Microsoft Connected Cache will be managed via the Azure Portal, where you can deploy and provision new instances of Connected Cache to your on-premises infrastructure. But what does it do? It’s effectively a Delivery Opimization cache, so you won’t have a dependency on other machines being on the network, being powered on, and having the updates or installs you require to benefit from Delivery Optimization. Remember that Delivery Optimization isn’t just for Windows Update For Business cumulative and feature updates, but also drivers, firmware, Microsoft Store apps, Office and Click To Run updates.

There’s a catch though… at least for Microsoft 365 Business users… the subscriptions currently listed as the requirement for this when it goes live are one of the following subscriptions

  • Microsoft 365 Enterprise E3 or E5
  • Windows 10 Enterprise E3 or E5
  • EMS E3 or E5
  • Office E3 or E5
  • Office 365 A3 or A5

What you will notice here is that Microsoft 365 Business isn’t listed explicitly, and it doesn’t contain any of the other subscriptions that are included, instead it is a close variation of some of them. This could just be a case of product teams needing to be educated about different subscription types in market, and it wouldn’t be the first time an SMB focused offering wasn’t something that was top of mind for an enterprise focused team, which isn’t something you can really blame them for.

Back to Microsoft Connected Cache being deployed and configured via the Azure Portal… I mentioned that I’m already a fan of using other Azure based technologies as part of your Microsoft 365 Business deployments, including Azure Sentinel as a Security Information and Event Management solution (which I should probably post about…), and previously this has extended to Windows Analytics which is mostly being replaced by Desktop Analytics.

Right now we have two different issues with Desktop Analytics and SMB customers. The first of these is that there isn’t a pure Intune option, it has to be connected to Configuration Manager based environments. This is something that is being addressed, so I won’t focus on that. Instead let’s take a look at the licensing requirements…

  • Configuration Manager. (Intune includes a CM client licence, so I’m not fussed about this)
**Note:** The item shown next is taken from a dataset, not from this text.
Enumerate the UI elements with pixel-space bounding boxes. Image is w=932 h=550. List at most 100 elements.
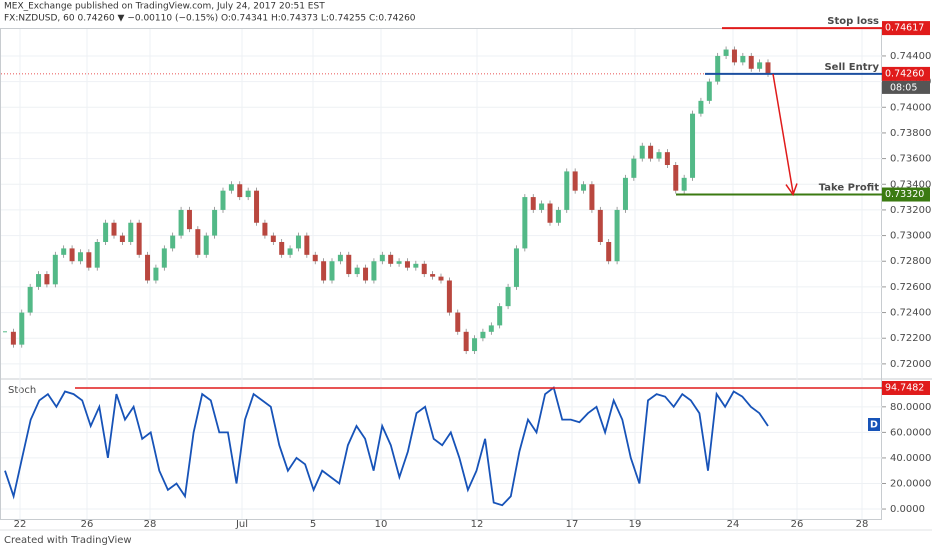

    but here is where it gets less positive for Microsoft 365 Business customers…
  • Windows 10 Enterprise E3 or E5 (included in Microsoft 365 F1, E3, or E5)
  • Windows 10 Education A3 or A5 (included in Microsoft 365 A3 or A5)
  • Windows Virtual Desktop Access E3 or E5

At this point, I’m still not sure if this is something that is going to be addressed to help make sure that Microsoft 365 Business doesn’t get relegated to a secondary choice by SMB customers, but like the licensing with Connected Cache this is something I’ll be posting about later, regardless of where the licensing ends up going.